Kadınların iş hayatına dahil edilmesi için neler yapılmalı?
Yapılan bir araştırmaya göre Türkiye’de kayıt dışılarla birlikte sadece 8 milyon kadın çalışıyor. 20 milyon kadın ise ya evde olmayı tercih ediyor ya da olmak zorunda kalıyor. Peki, kadınların iş hayatına dahil edilmesi için neler yapılmalı? Kurumsal ve Bireysel Gelişim Danışmanı Müge Çevik’e göre; kültürel faktörler çalışmanın ve istihdamın önüne geçiyor, girişimcilik için ise çok daha fazlası gerekiyor.
Çalışma yaşamı, bir yandan kadının üretkenliğini, toplumsal saygınlığını, özgüvenini artırmanın ötesinde ekonomik özgürlüğünü de sağlıyor.

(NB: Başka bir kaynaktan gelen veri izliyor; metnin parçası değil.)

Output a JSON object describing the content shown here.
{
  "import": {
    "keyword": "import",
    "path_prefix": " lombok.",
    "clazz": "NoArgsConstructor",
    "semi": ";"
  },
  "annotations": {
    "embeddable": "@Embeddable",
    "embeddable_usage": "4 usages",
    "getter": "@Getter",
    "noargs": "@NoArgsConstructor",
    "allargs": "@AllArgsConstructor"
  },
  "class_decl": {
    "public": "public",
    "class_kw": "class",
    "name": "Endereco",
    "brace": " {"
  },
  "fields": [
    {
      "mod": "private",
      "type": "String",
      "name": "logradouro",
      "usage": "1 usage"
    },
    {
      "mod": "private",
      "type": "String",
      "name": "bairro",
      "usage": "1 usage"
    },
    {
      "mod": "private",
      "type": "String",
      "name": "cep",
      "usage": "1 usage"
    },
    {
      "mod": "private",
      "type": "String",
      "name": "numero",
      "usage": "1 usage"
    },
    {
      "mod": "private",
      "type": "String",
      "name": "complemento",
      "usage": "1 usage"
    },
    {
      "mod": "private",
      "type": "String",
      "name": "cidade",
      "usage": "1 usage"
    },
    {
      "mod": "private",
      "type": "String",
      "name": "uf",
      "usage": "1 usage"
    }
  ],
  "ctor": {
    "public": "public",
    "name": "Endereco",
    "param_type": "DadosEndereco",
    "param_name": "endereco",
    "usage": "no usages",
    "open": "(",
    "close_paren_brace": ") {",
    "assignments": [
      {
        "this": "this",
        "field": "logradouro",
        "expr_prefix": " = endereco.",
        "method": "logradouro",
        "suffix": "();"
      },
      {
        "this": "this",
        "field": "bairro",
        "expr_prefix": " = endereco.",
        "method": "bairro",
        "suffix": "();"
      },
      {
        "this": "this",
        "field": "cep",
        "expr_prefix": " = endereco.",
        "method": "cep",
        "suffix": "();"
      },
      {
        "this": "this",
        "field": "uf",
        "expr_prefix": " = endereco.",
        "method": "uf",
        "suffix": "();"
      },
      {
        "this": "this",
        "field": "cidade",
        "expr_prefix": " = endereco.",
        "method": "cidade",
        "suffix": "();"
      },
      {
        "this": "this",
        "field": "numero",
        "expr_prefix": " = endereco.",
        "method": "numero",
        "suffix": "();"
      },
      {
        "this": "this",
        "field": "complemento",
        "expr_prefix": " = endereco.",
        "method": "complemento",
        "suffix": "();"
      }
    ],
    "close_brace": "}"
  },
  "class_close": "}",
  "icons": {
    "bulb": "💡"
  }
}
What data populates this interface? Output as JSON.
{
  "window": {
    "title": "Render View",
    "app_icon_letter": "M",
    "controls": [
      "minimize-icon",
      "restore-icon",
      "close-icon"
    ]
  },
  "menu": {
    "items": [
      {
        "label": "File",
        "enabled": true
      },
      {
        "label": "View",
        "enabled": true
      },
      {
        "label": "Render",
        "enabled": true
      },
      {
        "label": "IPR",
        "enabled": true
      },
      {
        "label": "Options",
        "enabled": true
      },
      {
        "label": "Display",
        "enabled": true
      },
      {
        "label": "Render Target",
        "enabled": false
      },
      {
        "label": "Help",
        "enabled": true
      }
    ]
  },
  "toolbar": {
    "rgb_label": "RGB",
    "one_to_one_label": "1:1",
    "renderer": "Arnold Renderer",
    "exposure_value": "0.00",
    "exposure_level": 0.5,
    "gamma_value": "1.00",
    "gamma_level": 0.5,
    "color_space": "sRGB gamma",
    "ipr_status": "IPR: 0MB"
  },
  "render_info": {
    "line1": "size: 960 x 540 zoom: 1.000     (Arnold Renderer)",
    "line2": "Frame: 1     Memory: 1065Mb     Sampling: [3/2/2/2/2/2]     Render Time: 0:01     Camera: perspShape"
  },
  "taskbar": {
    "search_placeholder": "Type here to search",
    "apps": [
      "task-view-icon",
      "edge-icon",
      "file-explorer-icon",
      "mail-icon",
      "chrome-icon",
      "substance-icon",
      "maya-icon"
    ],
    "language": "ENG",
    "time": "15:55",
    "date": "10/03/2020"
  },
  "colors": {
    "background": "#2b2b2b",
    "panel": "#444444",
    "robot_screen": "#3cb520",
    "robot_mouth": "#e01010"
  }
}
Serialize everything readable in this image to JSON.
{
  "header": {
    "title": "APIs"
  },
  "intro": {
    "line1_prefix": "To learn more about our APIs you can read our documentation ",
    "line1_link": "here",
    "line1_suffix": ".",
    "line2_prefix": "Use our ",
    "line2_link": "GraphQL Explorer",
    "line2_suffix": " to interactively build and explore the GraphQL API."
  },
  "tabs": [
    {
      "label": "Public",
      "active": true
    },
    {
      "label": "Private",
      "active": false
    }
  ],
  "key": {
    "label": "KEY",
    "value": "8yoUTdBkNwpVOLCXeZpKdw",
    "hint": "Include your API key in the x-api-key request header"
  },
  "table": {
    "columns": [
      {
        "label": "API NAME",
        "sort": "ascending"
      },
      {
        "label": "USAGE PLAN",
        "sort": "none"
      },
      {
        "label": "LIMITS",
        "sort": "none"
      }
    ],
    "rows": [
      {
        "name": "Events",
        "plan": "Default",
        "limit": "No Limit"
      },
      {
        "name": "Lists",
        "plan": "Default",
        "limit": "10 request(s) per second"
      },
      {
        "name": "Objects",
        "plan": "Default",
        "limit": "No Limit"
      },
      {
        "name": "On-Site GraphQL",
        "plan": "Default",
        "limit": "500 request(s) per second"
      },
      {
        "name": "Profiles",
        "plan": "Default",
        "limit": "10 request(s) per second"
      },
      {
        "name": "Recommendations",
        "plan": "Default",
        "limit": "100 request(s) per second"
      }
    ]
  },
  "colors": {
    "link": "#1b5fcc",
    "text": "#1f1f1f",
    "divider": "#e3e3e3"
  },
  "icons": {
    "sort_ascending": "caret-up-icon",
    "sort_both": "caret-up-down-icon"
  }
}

Öte yandan aile ve geleneksel değerlere dayalı tutum, kadın için çeşitli sorunları da beraberinde getiriyor. Peki, kadınların iş gücünde daha fazla yer almasını sağlamak için neler yapılmalı? Kurumsal ve Bireysel Gelişim Danışmanı Müge Çevik’e göre; kültürel faktörlerin ortadan kaldırılması ve girişimcilik teşvikleri için ciddi çalışmalar yapılmalı.
“Farklı dinamiklerde kadınlarla çalışıyoruz”
Bugüne kadar toplamda 200’den fazla kadın ile birebir çalıştığını söyleyen Kurumsal ve Bireysel Gelişim Danışmanı Müge Çevik, bu kadınların yüzde 90’ının çalışan olduğunu söyledi. Genelde kadın danışan sayısı çok daha fazla olduğunun altını çizen Çevik, desteğe ihtiyaç duyan ve desteğe açık olanların daha çok kadın olduğunu belirtti. Genelde 25-45 yaş aralığındaki kadınlara danışmanlık yaptığını belirten Çevik, “Aslına bakarsanız danışanlarım, ya kariyerinin başında ne istediğini bulmaya çalışanlar, ya da bir sonraki adıma geçmekte tıkanıklık yaşayanlar. İkinci kariyerlerini planlayanlar ve kendi işini yapan kadınlar. Bunların dinamikleri farklı olsa da temelde hepsi ile roller ve kişisel liderlik üzerine çalışıyoruz. Kadın, pek çok kimlik ve rolü arasında bazen sıkışıyor. Annelik özellikle zorlayıcı oluyor. Anne kimliğinde dursa iş hayatında geride kalıyor, işe asılsa anne kimliğinde eksik kaldığını hissediyor. Hep eksiklik, yetişememe, aşırı sorumluluk ve kendine güven konuları etrafında dönüyor” dedi.
Kadının erkekten farkının kadın ne için yaşadığını, yaşamın onu neye hazırladığını daha fazla sorgulamasından kaynaklandığı aktaran Çevik, “Erkek zaten büyürken çalışacağını, para kazanmakla mükellef olduğunu biliyor. Bunun için kafası çok daha net. Toplumsal gelenekte kadının babası ve sonra kocası tarafından bakılan olması, çocuklar ve ev ile ilgili konularda erkekten her zaman daha fazla görevinin olduğuna inanılması veya içgüdüsel olarak daha evcimen olması ise kadının kafasını karıştırabiliyor. Bireysel zorlanmalar ile inançsızlık ve engeller birleşince kadın dışarıdan bir destek almaya ihtiyaç duyuyor. Bu destek bazen profesyonel bir beceri kazanmak için bazen de iş hayatında uygun duygusal & sosyal yönetimi yapabilmek için oluyor.